2.6 Cellular assays
Live/Dead assay . Viability of spheroids was qualitatively analyzed using a Live/Dead assay kit (Thermo Fisher Scientific, Inc.). The activity of intracellular esterase induces non-fluorescent, cell-permeant calcein acetoxymethyl to become fluorescent, giving the viable spheroids a green fluorescence. Ethidium homodimer enters and binds to nucleic acids only into damaged cell producing a red fluorescence thus indicating dead cells. The assay was performed at three time points to monitor the viability of the spheroids during their growth. In detail, the medium was removed from the plates containing the spheroids-embedded hydrogels. The samples were washed twice with PBS. Then, a phosphate buffer solution containing calcein and ethidium homodimer at the concentration suggested by the supplier company was added to the plate that was kept in incubation at 37 °C for 1 h. Finally, the solution was replaced with fresh PBS prior to image the samples under a Fluorescence Microscope (EVOS FLoid Cell Imaging Station, ThermoFisher, Waltham, MA USA).

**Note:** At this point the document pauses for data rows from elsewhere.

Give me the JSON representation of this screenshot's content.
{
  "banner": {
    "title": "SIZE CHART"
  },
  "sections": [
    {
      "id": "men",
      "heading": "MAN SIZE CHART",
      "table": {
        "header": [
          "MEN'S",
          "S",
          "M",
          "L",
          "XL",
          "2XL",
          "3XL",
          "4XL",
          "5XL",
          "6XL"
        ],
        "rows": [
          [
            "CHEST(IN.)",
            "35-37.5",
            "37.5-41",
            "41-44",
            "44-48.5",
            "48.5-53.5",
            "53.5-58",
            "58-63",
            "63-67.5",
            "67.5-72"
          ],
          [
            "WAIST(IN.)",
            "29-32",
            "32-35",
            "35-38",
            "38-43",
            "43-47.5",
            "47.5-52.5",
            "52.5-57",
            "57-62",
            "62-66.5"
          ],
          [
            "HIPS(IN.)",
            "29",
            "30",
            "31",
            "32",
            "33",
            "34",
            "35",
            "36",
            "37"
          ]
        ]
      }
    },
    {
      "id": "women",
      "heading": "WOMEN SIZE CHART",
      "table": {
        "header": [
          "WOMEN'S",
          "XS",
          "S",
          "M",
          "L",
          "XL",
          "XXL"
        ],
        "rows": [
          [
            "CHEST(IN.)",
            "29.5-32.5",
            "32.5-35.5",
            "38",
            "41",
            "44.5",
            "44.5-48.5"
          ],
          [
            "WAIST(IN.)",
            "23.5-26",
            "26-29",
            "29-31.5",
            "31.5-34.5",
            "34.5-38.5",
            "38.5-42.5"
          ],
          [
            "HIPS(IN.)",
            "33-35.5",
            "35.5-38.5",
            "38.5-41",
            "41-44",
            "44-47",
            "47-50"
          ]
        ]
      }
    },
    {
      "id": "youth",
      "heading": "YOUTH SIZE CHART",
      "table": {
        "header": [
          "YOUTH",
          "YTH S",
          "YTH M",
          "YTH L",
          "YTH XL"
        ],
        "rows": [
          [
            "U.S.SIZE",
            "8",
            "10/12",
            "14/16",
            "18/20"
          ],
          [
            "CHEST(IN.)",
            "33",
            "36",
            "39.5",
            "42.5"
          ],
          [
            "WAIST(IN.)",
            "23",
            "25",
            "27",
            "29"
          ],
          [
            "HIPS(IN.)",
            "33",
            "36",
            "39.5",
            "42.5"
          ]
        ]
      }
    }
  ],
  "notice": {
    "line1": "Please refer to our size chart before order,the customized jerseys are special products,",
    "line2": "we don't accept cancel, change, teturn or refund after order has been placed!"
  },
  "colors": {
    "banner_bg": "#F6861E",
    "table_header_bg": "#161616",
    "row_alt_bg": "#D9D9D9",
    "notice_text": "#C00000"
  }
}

Mitochondria toxicity assay. MitoTracker Red from Life Technologies was dissolved in PBS and added to the hydrogel containing the spheroids at the 5th day of growth (working concentration: 250 nM). The samples were kept in incubation for 1 h at 37 °C and then imaged under a Fluorescence Microscope (EVOS FLoid Cell Imaging Station, ThermoFisher, Waltham, MA USA).
Cisplatin treatment. MCF-7 spheroids were grown in 0.25%-0.02% and 0.125%-0.02% A-C hydrogels up to 12 days. Then, a DMSO solution of cisplatin was added to the spheroids-embedded hydrogels to reach a final concentration equal to 100 µM. After 24 h incubation the medium was removed and the hydrogels were carefully rinsed with fresh medium prior to perform the Live/Dead assay (Thermofisher), as already reported.
2.7 Immunofluorescence microscopy analysis. After 5 days of growth within the hydrogels, the spheroids were fixed with ice-cold 4% paraphormaldehyde for 30 minutes. Then they were washed twice with PBS and incubated with a mouse anti E cadherin (E-cad; Santa Cruz, sc-8426) antibody overnight (O.N.), according to the manufacturer’s protocol (1:1000 dilution in PBS). Subsequently, the samples were incubated with an anti-mouse Alexa Fluor 488 (AF488) conjugated secondary antibody (Cell Signaling). The images of fluorescently labelled proteins were captured using a fluorescence microscope (Leica LMD7000, Mannheim, Germany).